Patrick Schneider : Tout d’abord, bien qu’en conventionnement avec la Ville de Strasbourg, il faut rappeler que nous sommes une association autonome. Nous tenons à rester un électron libre. Cet état d’esprit nous permet d’assumer nos choix de programmation. Notre modèle est atypique. En cela, il se rapproche d’une entreprise privée. Cependant, nous sommes conscients d’être aussi un acteur de la vie locale et de quartier. Artefact a une âme. Elle s’exprime dans les axes que nous développons comme celui d’affirmer La Laiterie comme un espace ouvert et démocratique ou de proposer régulièrement des billets de concert gratuits.

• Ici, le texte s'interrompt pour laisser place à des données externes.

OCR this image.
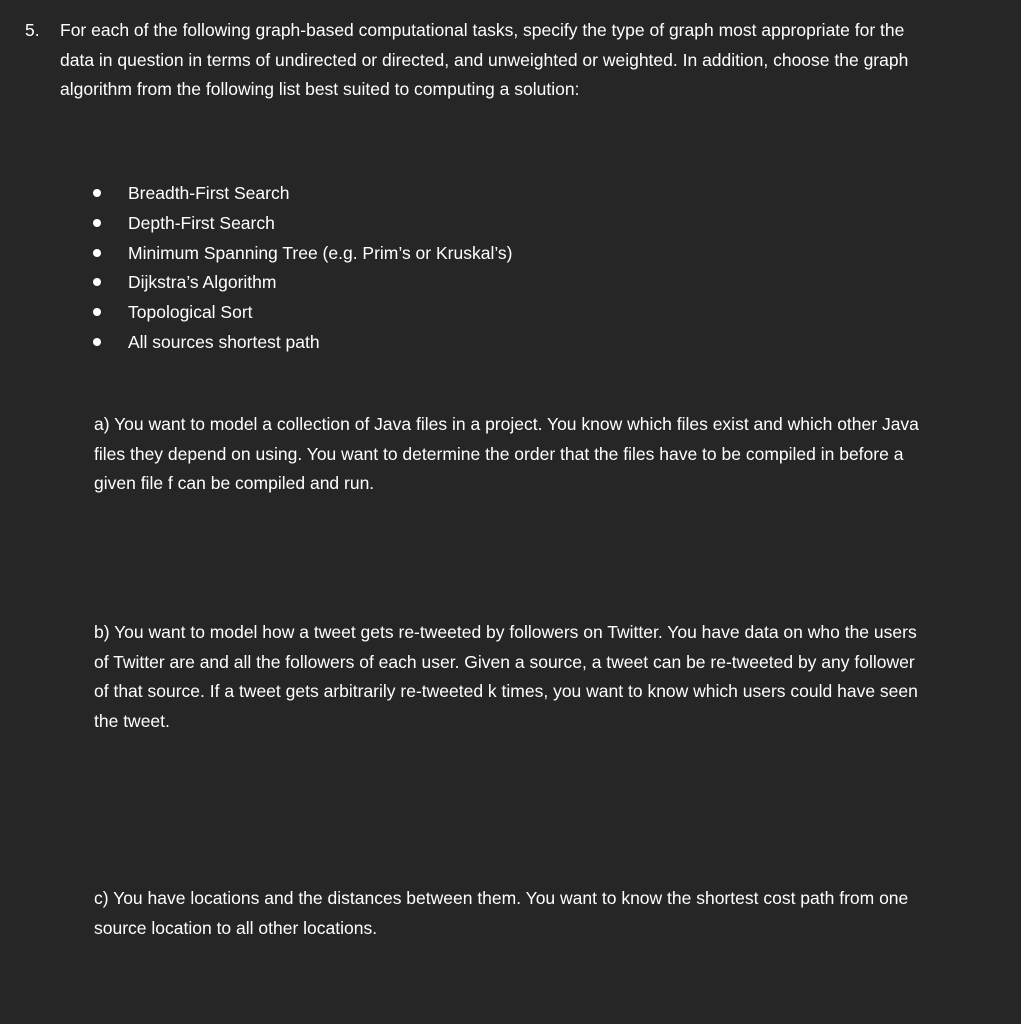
5. For each of the following graph-based computational tasks, specify the type of graph most appropriate for the data in question in terms of undirected or directed, and unweighted or weighted. In addition, choose the graph algorithm from the following list best suited to computing a solution:

Breadth-First Search
Depth-First Search
Minimum Spanning Tree (e.g. Prim’s or Kruskal’s)
Dijkstra’s Algorithm
Topological Sort
All sources shortest path

a) You want to model a collection of Java files in a project. You know which files exist and which other Java files they depend on using. You want to determine the order that the files have to be compiled in before a given file f can be compiled and run.

b) You want to model how a tweet gets re-tweeted by followers on Twitter. You have data on who the users of Twitter are and all the followers of each user. Given a source, a tweet can be re-tweeted by any follower of that source. If a tweet gets arbitrarily re-tweeted k times, you want to know which users could have seen the tweet.

c) You have locations and the distances between them. You want to know the shortest cost path from one source location to all other locations.
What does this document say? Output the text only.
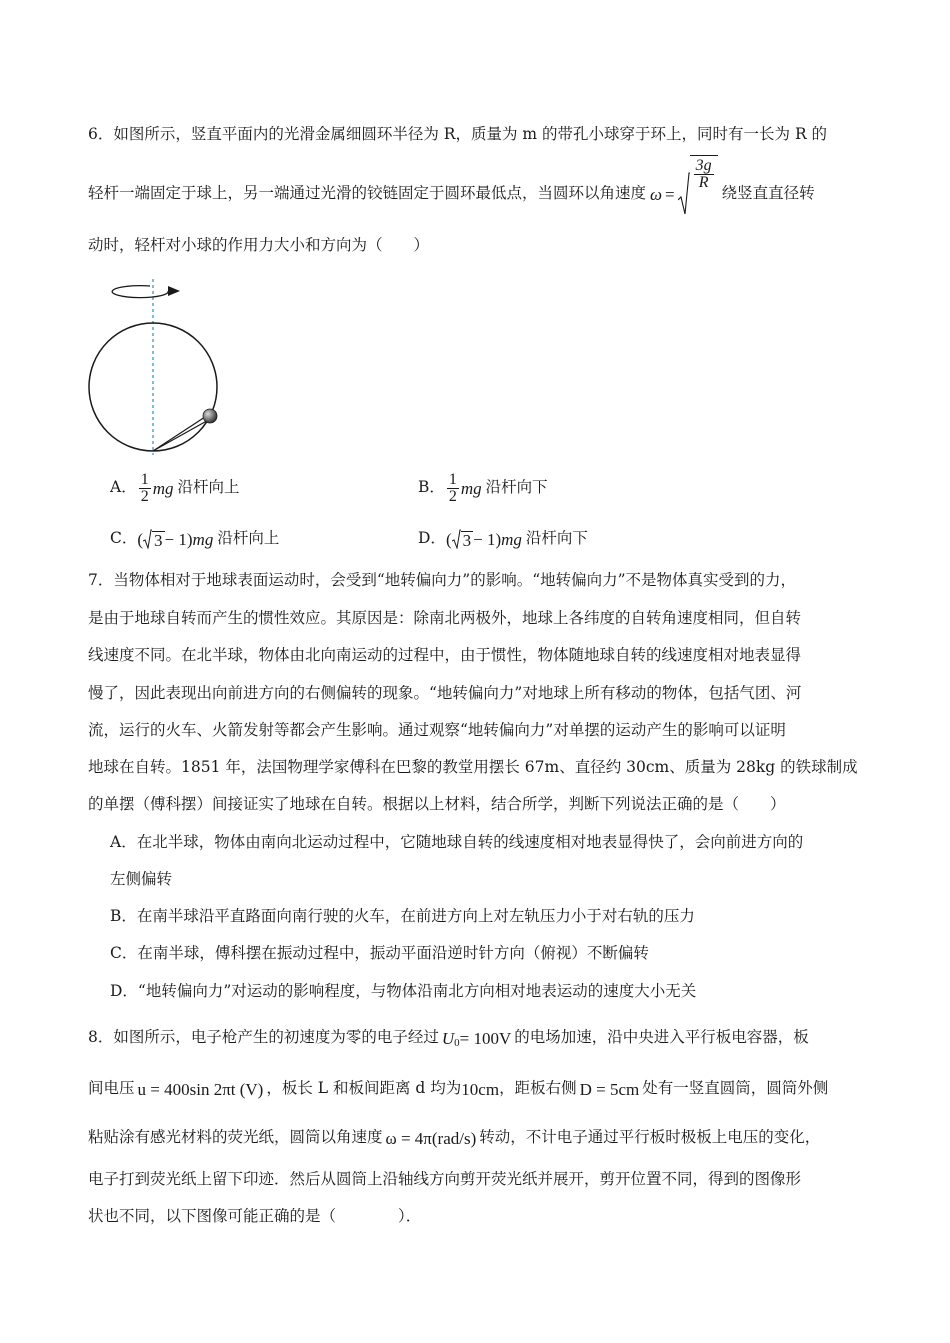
6．如图所示，竖直平面内的光滑金属细圆环半径为 R，质量为 m 的带孔小球穿于环上，同时有一长为 R 的
轻杆一端固定于球上，另一端通过光滑的铰链固定于圆环最低点，当圆环以角速度 ω =
$\frac{3g}{R}$
绕竖直直径转
动时，轻杆对小球的作用力大小和方向为（　　）
A． $\frac{1}{2}$ mg 沿杆向上	B． $\frac{1}{2}$ mg 沿杆向下
C． ( 3 − 1) mg 沿杆向上	D． ( 3 − 1) mg 沿杆向下
7．当物体相对于地球表面运动时，会受到“地转偏向力”的影响。“地转偏向力”不是物体真实受到的力，
是由于地球自转而产生的惯性效应。其原因是：除南北两极外，地球上各纬度的自转角速度相同，但自转
线速度不同。在北半球，物体由北向南运动的过程中，由于惯性，物体随地球自转的线速度相对地表显得
慢了，因此表现出向前进方向的右侧偏转的现象。“地转偏向力”对地球上所有移动的物体，包括气团、河
流，运行的火车、火箭发射等都会产生影响。通过观察“地转偏向力”对单摆的运动产生的影响可以证明
地球在自转。1851 年，法国物理学家傅科在巴黎的教堂用摆长 67m、直径约 30cm、质量为 28kg 的铁球制成
的单摆（傅科摆）间接证实了地球在自转。根据以上材料，结合所学，判断下列说法正确的是（　　）
A．在北半球，物体由南向北运动过程中，它随地球自转的线速度相对地表显得快了，会向前进方向的
左侧偏转
B．在南半球沿平直路面向南行驶的火车，在前进方向上对左轨压力小于对右轨的压力
C．在南半球，傅科摆在振动过程中，振动平面沿逆时针方向（俯视）不断偏转
D．“地转偏向力”对运动的影响程度，与物体沿南北方向相对地表运动的速度大小无关
8．如图所示，电子枪产生的初速度为零的电子经过 U 0 = 100V 的电场加速，沿中央进入平行板电容器，板
间电压 u = 400sin 2πt (V) ，板长 L 和板间距离 d 均为 10cm ，距板右侧 D = 5cm 处有一竖直圆筒，圆筒外侧
粘贴涂有感光材料的荧光纸，圆筒以角速度 ω = 4π(rad/s) 转动，不计电子通过平行板时极板上电压的变化，
电子打到荧光纸上留下印迹．然后从圆筒上沿轴线方向剪开荧光纸并展开，剪开位置不同，得到的图像形
状也不同，以下图像可能正确的是（　　　　）．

G&S : Dans votre activité, comment intervient Gestion & Stratégies – Auditoria à vos côtés ?

Patrick Schneider : Nous travaillons depuis longtemps avec le cabinet Gestion & Stratégies – Auditoria. Nous apprécions sa bonne connaissance du secteur culturel comme associatif et ses compétences appliquées au champ que l’on occupe qui est très spécifique. Tous les experts-comptables n’ont pas à gérer une taxe parafiscale. C’est d’autant plus précieux que nous avons un autre point commun : celui d’être très attachés à la ville de Strasbourg.

Quel est l’axe de développement que vous portez pour 2019 et les années à venir ?

Patrick Schneider : Je souhaite que nous restions ancrés dans notre dualité, à savoir satisfaire le public mais aussi lui proposer un contre-pied. Il faut pousser à la curiosité, forcer le regard à se déporter, proposer des concerts authentiques. Il nous faut aussi rester réactifs. C’est comme cela que nous avons eu la chance de recevoir des groupes comme Muse, Rammstein ou Christine & The Queens qui ont fait leurs armes sur la scène de La Laiterie et qui se produisent aujourd’hui dans des stades ou des Zénith … mais parler d’avenir, c’est aussi dire qu’aujourd’hui en France et de l’autre côté du Rhin, les salles équivalentes à La Laiterie ont des jauges de 1500 places. C’est un fait, notre lieu vieilli. Il est non seulement ancien mais il est de plus en plus limité dans ses possibilités. Le 25 octobre, nous fêterons nos 25 ans dans un lieu dont il faut désormais envisager l’avenir rapidement.